Dream Runner

Lost in the city of poets, I tried running down random streets in the hope of finding you. That’s the thing about dreams: just when you’re trying to use your mobile to call someone, you find it’s suddenly been equipped with internet access, and you’ve been registered for some lo-fi mobile phone film festival, and the films keep playing over and over again, and you can’t exit the freaking browser, for hours on end. I ran past a building on which writing had been scrawled and I recognised your words but couldn’t bear to look at them. I called out your name but that’s the other thing about dream shouts: your voice gets lodged in your throat, no matter how emo your yell. So I kept on running, giving that dream treadmill a massive workout. Seems the mobile film festival was part of a larger series of events, culminating in tonight’s street party, and I’m trying to get past all of these people on the streets but of course I can’t, because that’s the other thing about dreams that doesn’t require an explanation. Barricades appeared before and behind me, so I started running vertically, like Lionel Ritchie. Of course that worked. I hung a vertical left and ran along a wall for a while but couldn’t find you.

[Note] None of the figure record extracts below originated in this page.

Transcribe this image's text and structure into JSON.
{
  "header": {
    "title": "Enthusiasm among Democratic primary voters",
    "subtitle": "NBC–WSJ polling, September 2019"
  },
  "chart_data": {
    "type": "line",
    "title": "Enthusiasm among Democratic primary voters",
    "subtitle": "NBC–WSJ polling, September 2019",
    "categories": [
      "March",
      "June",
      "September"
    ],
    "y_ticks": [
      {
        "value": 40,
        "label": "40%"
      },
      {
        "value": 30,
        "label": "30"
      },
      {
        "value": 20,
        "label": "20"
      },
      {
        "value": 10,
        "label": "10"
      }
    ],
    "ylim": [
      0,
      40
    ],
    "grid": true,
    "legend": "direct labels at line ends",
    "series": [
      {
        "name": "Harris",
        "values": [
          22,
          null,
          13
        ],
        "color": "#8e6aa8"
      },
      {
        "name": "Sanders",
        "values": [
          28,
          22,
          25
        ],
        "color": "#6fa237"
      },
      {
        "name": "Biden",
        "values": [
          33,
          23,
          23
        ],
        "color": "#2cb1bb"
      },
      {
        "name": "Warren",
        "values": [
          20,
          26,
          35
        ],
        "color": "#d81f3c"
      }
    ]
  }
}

I entered a building that was full of people trying to get up and down a great spiral staircase but none of them looked like you. There was more of your handwriting on the walls but I was still afraid to look at it, fearing the worst. The rest of the dream only confirmed it. I ran and ran until the streets were just dust beneath my sneakers. Then my sneakers blew and I ran on barefoot, while the seashells shaped like razorblades sliced at my soles. In my dream I was the runner but you’d already run away. Some zombie told me as much as I stood there, before your house, crying. He laughed, as they do in all dreams. I myself turned into a dream then, and listened amazed at the pitter-patter of heartbeat feet inside my chest. That was the end. The next night it got even worse. My mobile had become a miniature megaphone in my hand but still nary a sound coming out. I’d given up all hope of finding you and just ran about yelling your name to the poems on the walls, their dead authors’ faces glaring from the runes of information.